La parola d’ordine dell’abolizione della miseria è tornata di moda in questi giorni dopo le dichiarazioni del ministro del Lavoro, secondo cui con la legge di bilancio e il reddito di cittadinanza l’Italia riuscirà finalmente a cancellare la povertà. Miseria e povertà non sono la stessa cosa: il primo termine allude a una condizione di estrema indigenza in cui mancano i beni e i servizi essenziali, mentre la povertà ha una connotazione più relativa e fa riferimento alla difficoltà di garantire a sé e ai propri familiari una vita dignitosa. Decenni di crescita economica e di welfare state hanno sicuramente molto ridimensionato la miseria, mentre la povertà è ancora tra noi, soprattutto in Italia, dove agli effetti del declino di lungo termine si aggiungono quelli della crisi dell’ultimo decennio.
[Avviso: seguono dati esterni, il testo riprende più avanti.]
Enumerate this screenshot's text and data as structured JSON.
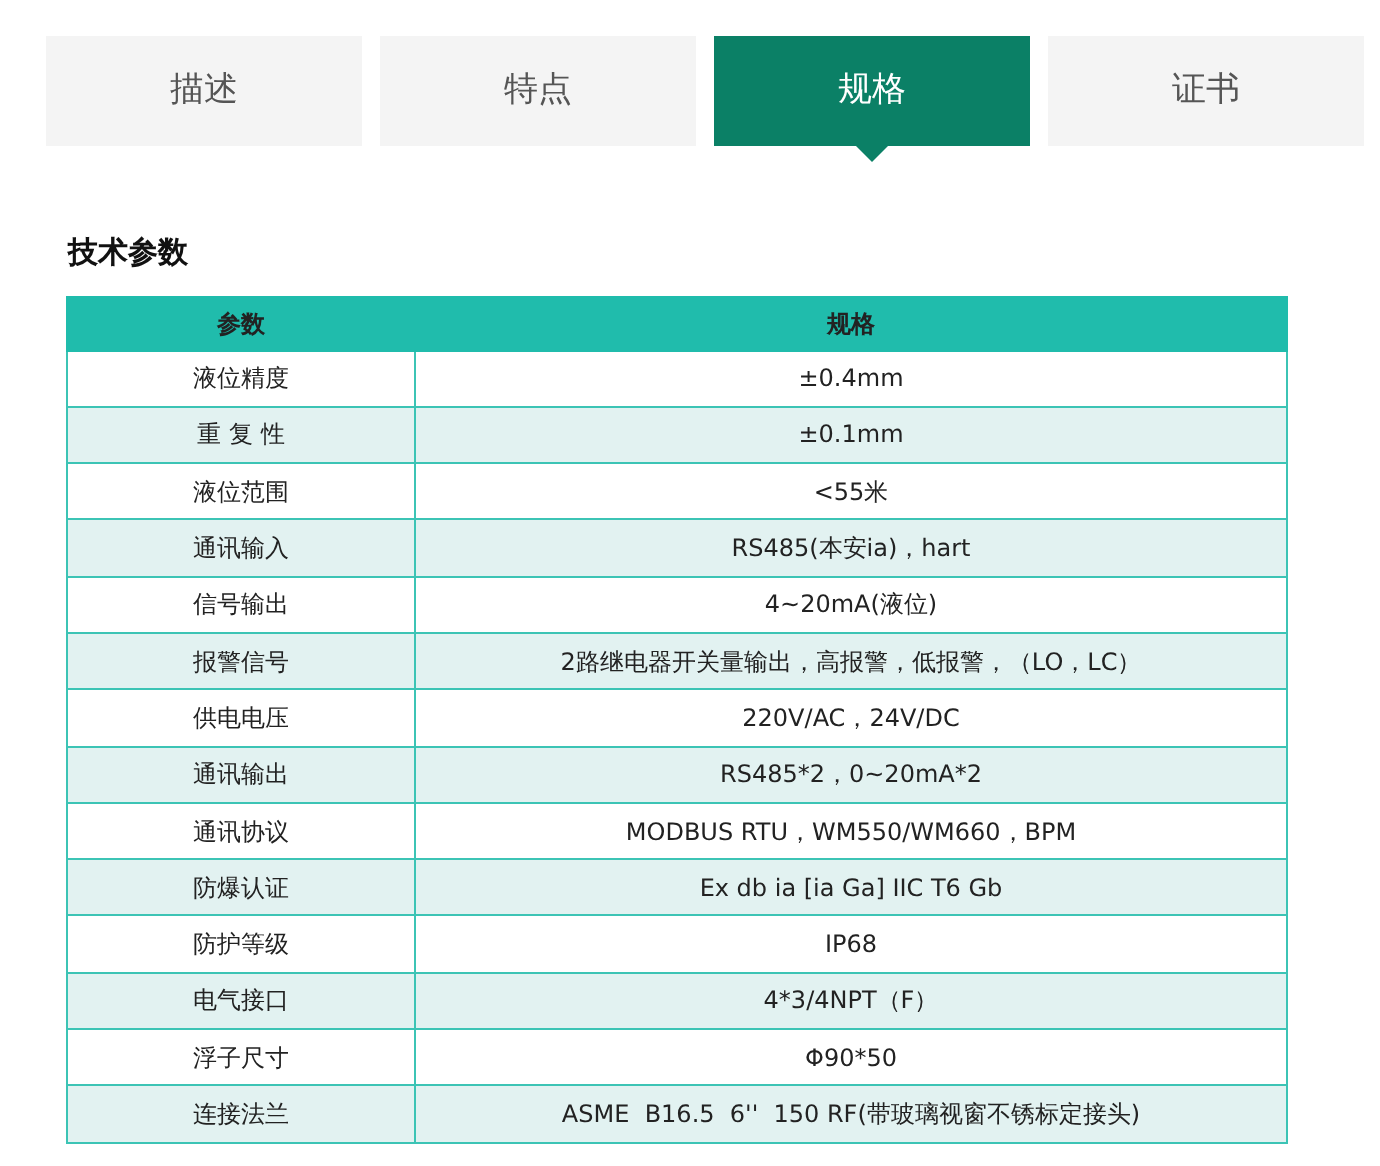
{
  "tabs": [
    {
      "label": "描述",
      "selected": false
    },
    {
      "label": "特点",
      "selected": false
    },
    {
      "label": "规格",
      "selected": true
    },
    {
      "label": "证书",
      "selected": false
    }
  ],
  "section_title": "技术参数",
  "table": {
    "columns": [
      "参数",
      "规格"
    ],
    "rows": [
      [
        "液位精度",
        "±0.4mm"
      ],
      [
        "重 复 性",
        "±0.1mm"
      ],
      [
        "液位范围",
        "<55米"
      ],
      [
        "通讯输入",
        "RS485(本安ia)，hart"
      ],
      [
        "信号输出",
        "4~20mA(液位)"
      ],
      [
        "报警信号",
        "2路继电器开关量输出，高报警，低报警，（LO，LC）"
      ],
      [
        "供电电压",
        "220V/AC，24V/DC"
      ],
      [
        "通讯输出",
        "RS485*2，0~20mA*2"
      ],
      [
        "通讯协议",
        "MODBUS RTU，WM550/WM660，BPM"
      ],
      [
        "防爆认证",
        "Ex db ia [ia Ga] IIC T6 Gb"
      ],
      [
        "防护等级",
        "IP68"
      ],
      [
        "电气接口",
        "4*3/4NPT（F）"
      ],
      [
        "浮子尺寸",
        "Φ90*50"
      ],
      [
        "连接法兰",
        "ASME  B16.5  6''  150 RF(带玻璃视窗不锈标定接头)"
      ]
    ]
  }
}
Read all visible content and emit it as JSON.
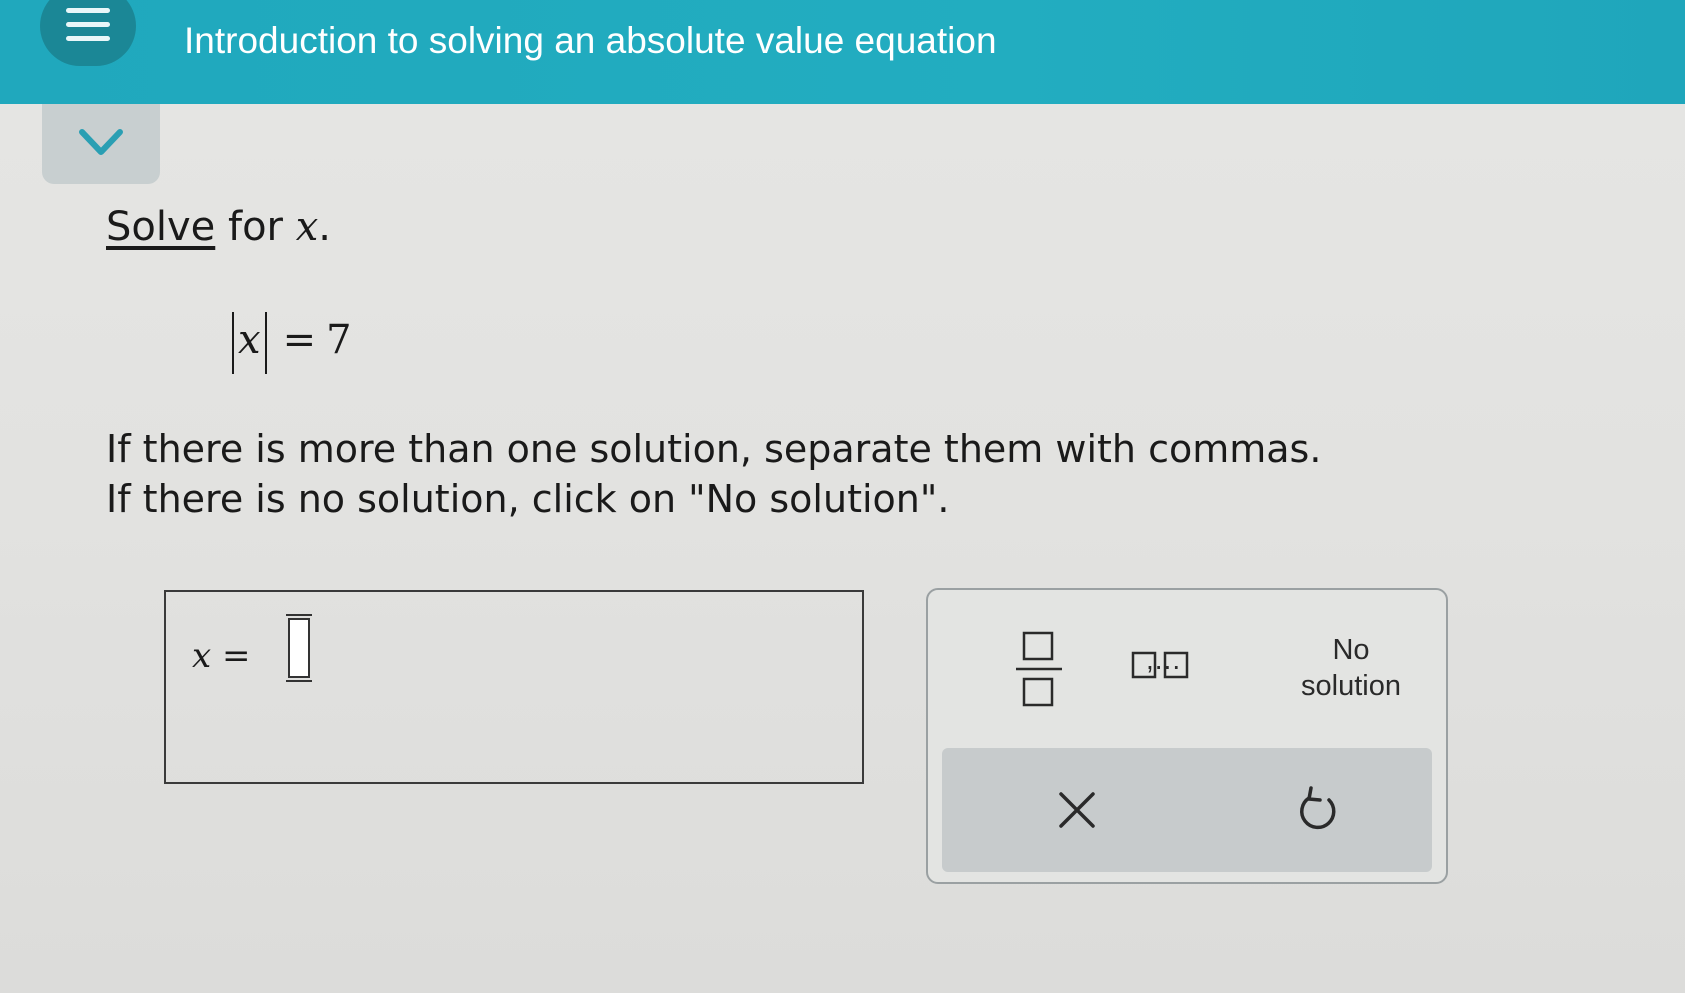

Ma è davvero possibile abolire la povertà? In parte è una questione di risorse, ma non solo. Se prendiamo una soglia di povertà molto bassa, il 40 per cento del reddito mediano, secondo i dati dell’indagine Banca d’Italia del 2016 sono in povertà l’8,3 per cento delle famiglie italiane, cioè circa 2,1 milioni, un numero molto vicino agli 1,8 milioni di famiglie povere assolute secondo l’Istat. Per colmare il divario tra i loro redditi e questa soglia, le famiglie povere avrebbero bisogno di circa 11 miliardi di euro all’anno. È una cifra non lontana da quella di cui si parla in questi giorni a proposito del reddito di cittadinanza, i cui dettagli sono però ancora in gran parte ignoti.

Bene, quindi se il reddito di cittadinanza potrà contare su 10-11 miliardi di spesa annua avremo azzerato la povertà? Purtroppo, no e per diverse ragioni.

La prima, e più importante, è che il targeting di qualsiasi misura non è perfetto. Otterranno il reddito di cittadinanza anche famiglie che non sono povere, per errori amministrativi o perché lavorano in nero. E invece molte famiglie che sono povere non faranno neppure domanda. Alcune per vergogna, altre per diffidenza verso i meccanismi burocratici, altre perché hanno comunque un reddito anche se si trovano sotto la soglia e altre ancora per scarsa conoscenza. La quota di potenziali beneficiari che davvero ottengono un trasferimento è, ovunque, molto inferiore al 100 per cento.

La seconda ragione è che la povertà è un fenomeno dinamico. Ogni giorno migliaia di famiglie entrano in povertà e altre vi escono. Avere un sistema di trasferimenti efficiente è importante, ma non potrà mai riuscire a tenere il passo con questa realtà. Vi saranno sempre dei periodi di difficoltà non coperti dall’intervento pubblico, per quanto efficace.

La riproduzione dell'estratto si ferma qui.